一 Por que está tão triste? 一 Ont'ari questionou.

一 Não estou. 一 Ele sorriu. 

一 Eu não vou nem fingir que acredito nisso, porque é estupidez. 一 Mentir para ela era estupidez mesmo. A final, Ont'ari conhecia seu interior. A garota estendeu a mão e Neteyam caminhou dentro d'água até alcançá-la e entrelaçar seus dedos. 一 Gostaria de sentir o que estou sentindo agora? 

Ele apenas balançou a cabeça para cima e para baixo. Ont'ari finalmente sorriu.

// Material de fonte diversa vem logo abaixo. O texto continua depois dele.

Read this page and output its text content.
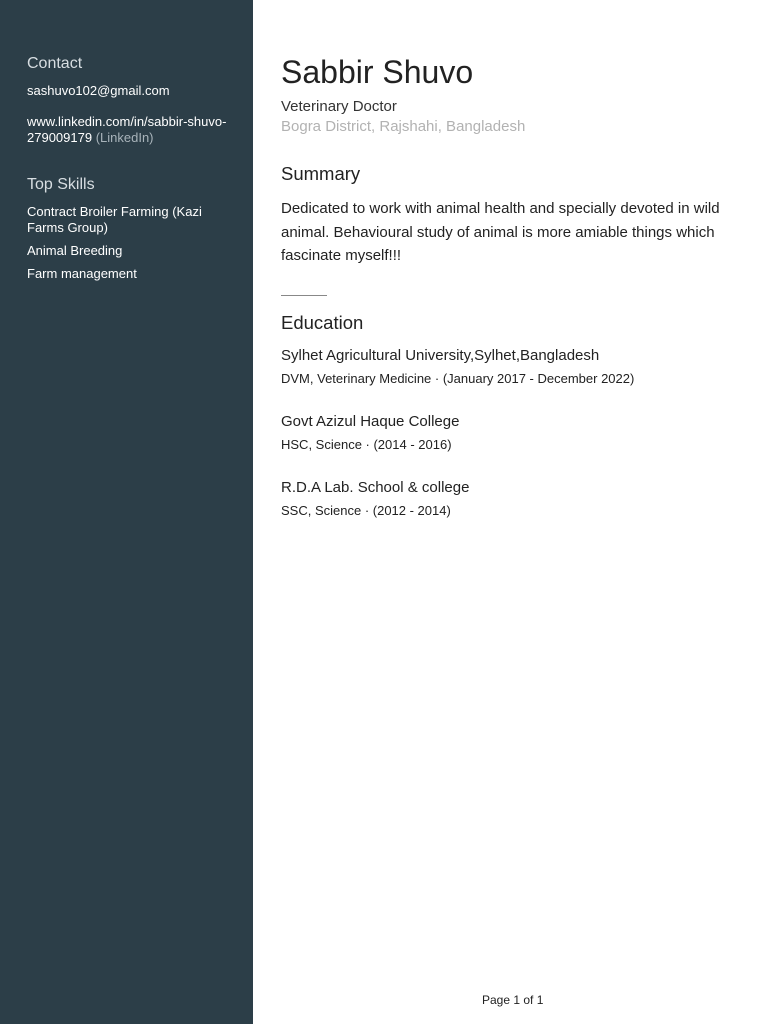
Contact
sashuvo102@gmail.com
www.linkedin.com/in/sabbir-shuvo-279009179 (LinkedIn)
Top Skills
Contract Broiler Farming (Kazi Farms Group)
Animal Breeding
Farm management
Sabbir Shuvo
Veterinary Doctor
Bogra District, Rajshahi, Bangladesh
Summary
Dedicated to work with animal health and specially devoted in wild animal. Behavioural study of animal is more amiable things which fascinate myself!!!
Education
Sylhet Agricultural University,Sylhet,Bangladesh
DVM, Veterinary Medicine · (January 2017 - December 2022)
Govt Azizul Haque College
HSC, Science · (2014 - 2016)
R.D.A Lab. School & college
SSC, Science · (2012 - 2014)
Page 1 of 1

一 Feche os olhos. 一 Ele obedeceu. 一 Se permita. Aprendi algo aqui e se você entender isso também, vai mudar sua vida. Sua percepção do mundo e de tudo. 

一 Parece profundo.

一 Você aprende rapidinho. 

De olhos fechados, mergulhado nas profundezas da escuridão, Neteyam podia sentir as mãos de Ont'ari percorrendo seu corpo. Ela o fez abrir os braços, sentir a água. Os animais ainda estavam ao redor, e era possível saber isso, pelo balançar das pequenas ondas que se formavam e tocavam seu dedos. Eles estavam girando, como peões no centro de uma mesa. 

一 Respira fundo. Bem profundo. 一 A voz de de Ont'ari o guiava. 一 E quando sentir medo se recorde de que O caminho da água não tem começo nem fim. O mar está em volta e dentro de você. O mar é o seu lar antes de você nascer e depois que você morre. O mar tira e o mar dá. A água conecta todas as coisas, da vida a morte, da escuridão a luz. E você não precisa temer, se permitir que a vontade seja feita. Você é forte, Neteyam. E foi escolhido. Jamais estará só. 

Jamais. 

E isso significava que importasse o quanto seus medos fossem gritantes. ELA jamais o deixará só. Jamais nessa vida. 

Ont'ari não sabia o quanto aquele garoto estava sofrendo, mas sabia que a guerra dele era grande. Ele ainda estava com os olhos fechados, quando as lágrimas venceram a guerra e escorregaram pela bochecha. Ont'ari o abraçou nesse momento. 

Neteyam a apertou contra seu peito. 

一 Me perdoe por fazê-lo se sentir só. 一 Ela implorou. 

一 Não é culpa sua. Estamos todos tentando o nosso melhor. Eu devia ter sido mais incisivo. 

一 Eu teria te matado. 一 Ambos riram, lembrando de já terem tido uma conversa assim antes. 一 Eu sinto seu coração bater tão forte contra o meu peito. Acho que ele vai explodir. Se acalme. Não precisa ficar assustado. 

一 Não tenho culpa se senti a sua falta. S a u d a d e. Você me desperta isso. 

一 Eu sinto seu coração. Sinto seu toque... 一 Ela correu os dedos pelo braço dele, até alcançar o rosto, onde colocou as duas mãos. 一 E eu vejo você, Neteyam Sully. 

一 Precisamos de um encontro. Nunca tivemos um. Podemos explorar. Tô me sentindo sufocado nesse lugar. 

一 Seu pai mataria nós dois. E além do que, estamos longe de casa. Seria problemático e irresponsável. 

一 Pelo que ouvi nos últimos dias, estamos em casa agora.

Ont'ari se deu por vencida e Neteyam a ajudou a subir de volta para a trilha. Eles caminharam de mãos dadas, sobe as luzes fortes da Lua. A vila estava silenciosa e não parecia ter ninguém acordado. E era tarde da noite. Mas tudo bem, tudo que precisavam estava bem ali diante deles: um do outro.